Government is reviewing the methodology of the basic fuel price and other regulations to help reduce the cost of petrol in South Africa, says president Cyril Ramaphosa.
Answering questions in parliament on Thursday (17 March), the president said these changes will be implemented as ‘quickly and as soon as possible’.
“To address the rising cost of petrol, the minister of finance announced that no increases will be made to the general fuel levy on petrol and diesel for 2022/23 to provide some respite from rising costs.
“The Department of Mineral Resources and Energy and National Treasury are reviewing the methodology for the Basic Fuel Price as well as other regulated components to identify changes that could reduce the cost of fuel.”
He added that a committee of ministers has been established to look at the exact impact of the Russia-Ukraine crisis on South Africa, which will then help towards taking measures to cushion the blow of rising fuel prices.
“In short, our fiscal stance will insulate public finances against the possibility of domestic and international monetary tightening while simultaneously supporting households through higher allocations to pro-poor spending.
“It is important to acknowledge that the South African economy has thus far proved resilient to external shocks, including the turbulence linked to the conflict in Ukraine.”

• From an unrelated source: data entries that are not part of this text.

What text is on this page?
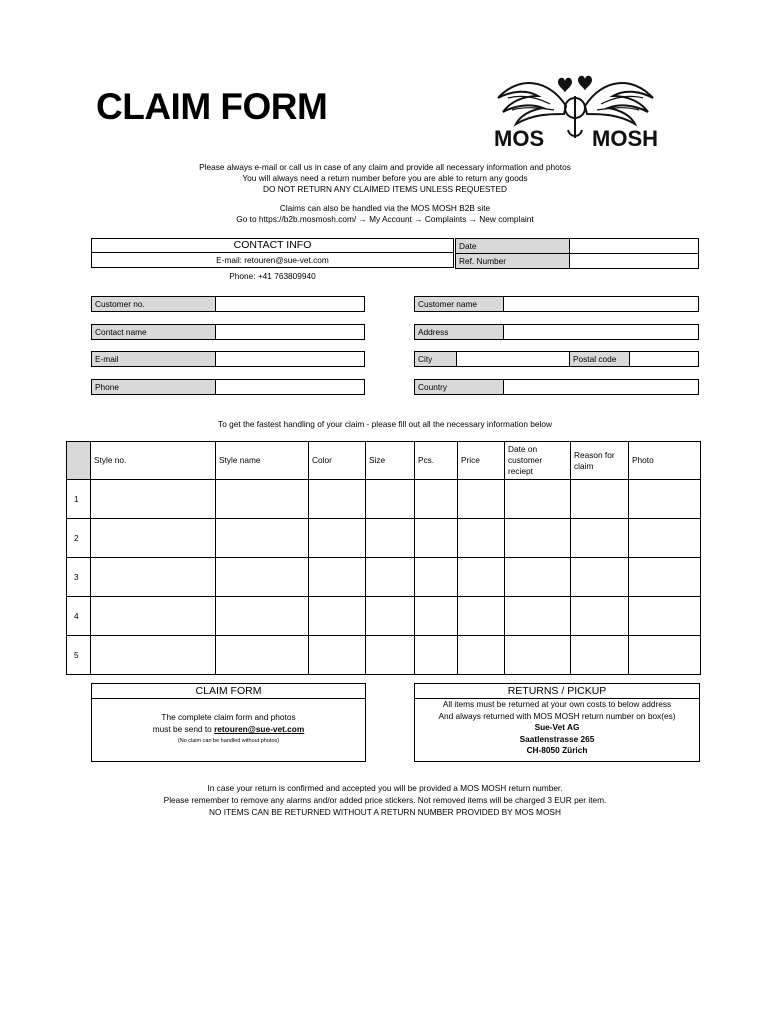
CLAIM FORM
MOS MOSH
Please always e-mail or call us in case of any claim and provide all necessary information and photos
You will always need a return number before you are able to return any goods
DO NOT RETURN ANY CLAIMED ITEMS UNLESS REQUESTED
Claims can also be handled via the MOS MOSH B2B site
Go to https://b2b.mosmosh.com/ → My Account → Complaints → New complaint
CONTACT INFO
E-mail: retouren@sue-vet.com
Phone: +41 763809940
Date
Ref. Number
Customer no.
Contact name
E-mail
Phone
Customer name
Address
City	Postal code
Country
To get the fastest handling of your claim - please fill out all the necessary information below
	Style no.	Style name	Color	Size	Pcs.	Price	Date on customer reciept	Reason for claim	Photo
1									
2									
3									
4									
5									
CLAIM FORM
The complete claim form and photos
must be send to retouren@sue-vet.com
(No claim can be handled without photos)
RETURNS / PICKUP
All items must be returned at your own costs to below address
And always returned with MOS MOSH return number on box(es)
Sue-Vet AG
Saatlenstrasse 265
CH-8050 Zürich
In case your return is confirmed and accepted you will be provided a MOS MOSH return number.
Please remember to remove any alarms and/or added price stickers. Not removed items will be charged 3 EUR per item.
NO ITEMS CAN BE RETURNED WITHOUT A RETURN NUMBER PROVIDED BY MOS MOSH
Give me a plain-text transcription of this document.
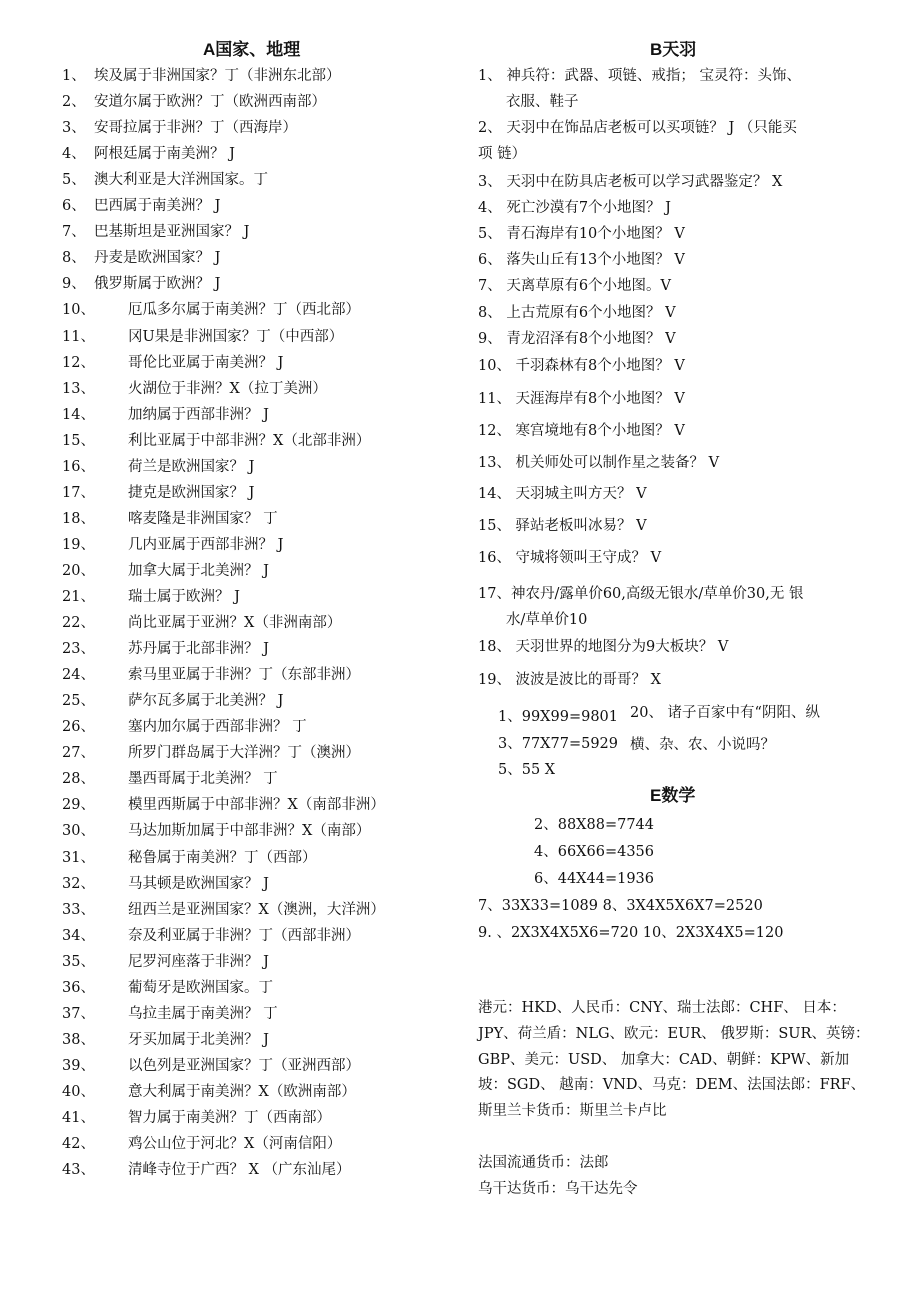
A国家、地理
1、 埃及属于非洲国家？丁（非洲东北部）
2、 安道尔属于欧洲？丁（欧洲西南部）
3、 安哥拉属于非洲？丁（西海岸）
4、 阿根廷属于南美洲？ J
5、 澳大利亚是大洋洲国家。丁
6、 巴西属于南美洲？ J
7、 巴基斯坦是亚洲国家？ J
8、 丹麦是欧洲国家？ J
9、 俄罗斯属于欧洲？ J
10、 厄瓜多尔属于南美洲？丁（西北部）
11、 冈U果是非洲国家？丁（中西部）
12、 哥伦比亚属于南美洲？ J
13、 火湖位于非洲？X（拉丁美洲）
14、 加纳属于西部非洲？ J
15、 利比亚属于中部非洲？X（北部非洲）
16、 荷兰是欧洲国家？ J
17、 捷克是欧洲国家？ J
18、 喀麦隆是非洲国家？ 丁
19、 几内亚属于西部非洲？ J
20、 加拿大属于北美洲？ J
21、 瑞士属于欧洲？ J
22、 尚比亚属于亚洲？X（非洲南部）
23、 苏丹属于北部非洲？ J
24、 索马里亚属于非洲？丁（东部非洲）
25、 萨尔瓦多属于北美洲？ J
26、 塞内加尔属于西部非洲？ 丁
27、 所罗门群岛属于大洋洲？丁（澳洲）
28、 墨西哥属于北美洲？ 丁
29、 模里西斯属于中部非洲？X（南部非洲）
30、 马达加斯加属于中部非洲？X（南部）
31、 秘鲁属于南美洲？丁（西部）
32、 马其顿是欧洲国家？ J
33、 纽西兰是亚洲国家？X（澳洲，大洋洲）
34、 奈及利亚属于非洲？丁（西部非洲）
35、 尼罗河座落于非洲？ J
36、 葡萄牙是欧洲国家。丁
37、 乌拉圭属于南美洲？ 丁
38、 牙买加属于北美洲？ J
39、 以色列是亚洲国家？丁（亚洲西部）
40、 意大利属于南美洲？X（欧洲南部）
41、 智力属于南美洲？丁（西南部）
42、 鸡公山位于河北？X（河南信阳）
43、 清峰寺位于广西？ X （广东汕尾）
B天羽
1、 神兵符：武器、项链、戒指； 宝灵符：头饰、
衣服、鞋子
2、 天羽中在饰品店老板可以买项链？ J （只能买
项 链）
3、 天羽中在防具店老板可以学习武器鉴定？ X
4、 死亡沙漠有7个小地图？ J
5、 青石海岸有10个小地图？ V
6、 落失山丘有13个小地图？ V
7、 天离草原有6个小地图。V
8、 上古荒原有6个小地图？ V
9、 青龙沼泽有8个小地图？ V
10、 千羽森林有8个小地图？ V
11、 天涯海岸有8个小地图？ V
12、 寒宫境地有8个小地图？ V
13、 机关师处可以制作星之装备？ V
14、 天羽城主叫方天？ V
15、 驿站老板叫冰易？ V
16、 守城将领叫王守成？ V
17、神农丹/露单价60,高级无银水/草单价30,无 银
水/草单价10
18、 天羽世界的地图分为9大板块？ V
19、 波波是波比的哥哥？ X
1、99X99=9801
3、77X77=5929
5、55 X
20、 诸子百家中有“阴阳、纵
横、杂、农、小说吗？
E数学
2、88X88=7744
4、66X66=4356
6、44X44=1936
7、33X33=1089 8、3X4X5X6X7=2520
9. 、2X3X4X5X6=720 10、2X3X4X5=120
港元：HKD、人民币：CNY、瑞士法郎：CHF、 日本：JPY、荷兰盾：NLG、欧元：EUR、 俄罗斯：SUR、英镑：GBP、美元：USD、 加拿大：CAD、朝鲜：KPW、新加坡：SGD、 越南：VND、马克：DEM、法国法郎：FRF、 斯里兰卡货币：斯里兰卡卢比
法国流通货币：法郎
乌干达货币：乌干达先令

While Ramaphosa did not specify which measures would be introduced, he said a range of considerations are being considered, including suggestions from opposition parties, business and civil society.
“We are using all of the levers at our disposal to cushion South Africans from the effects of the rising cost of living. That is why the government’s programme of economic recovery and reconstruction focuses on responding to the immediate needs of poor and unemployed South Africans.
“The 2022 Budget extends government’s support to poor and vulnerable South Africans by allocating an average of 59.4% of consolidated spending to the social wage over the medium term.”
Ramaphosa said that the government has introduced a number of grant increases in its February budget which will help the country’s poorest South Africans.
However, he said that the government is particularly concerned about rising food prices and other costs in the coming months due to Russia’s invasion of Ukraine.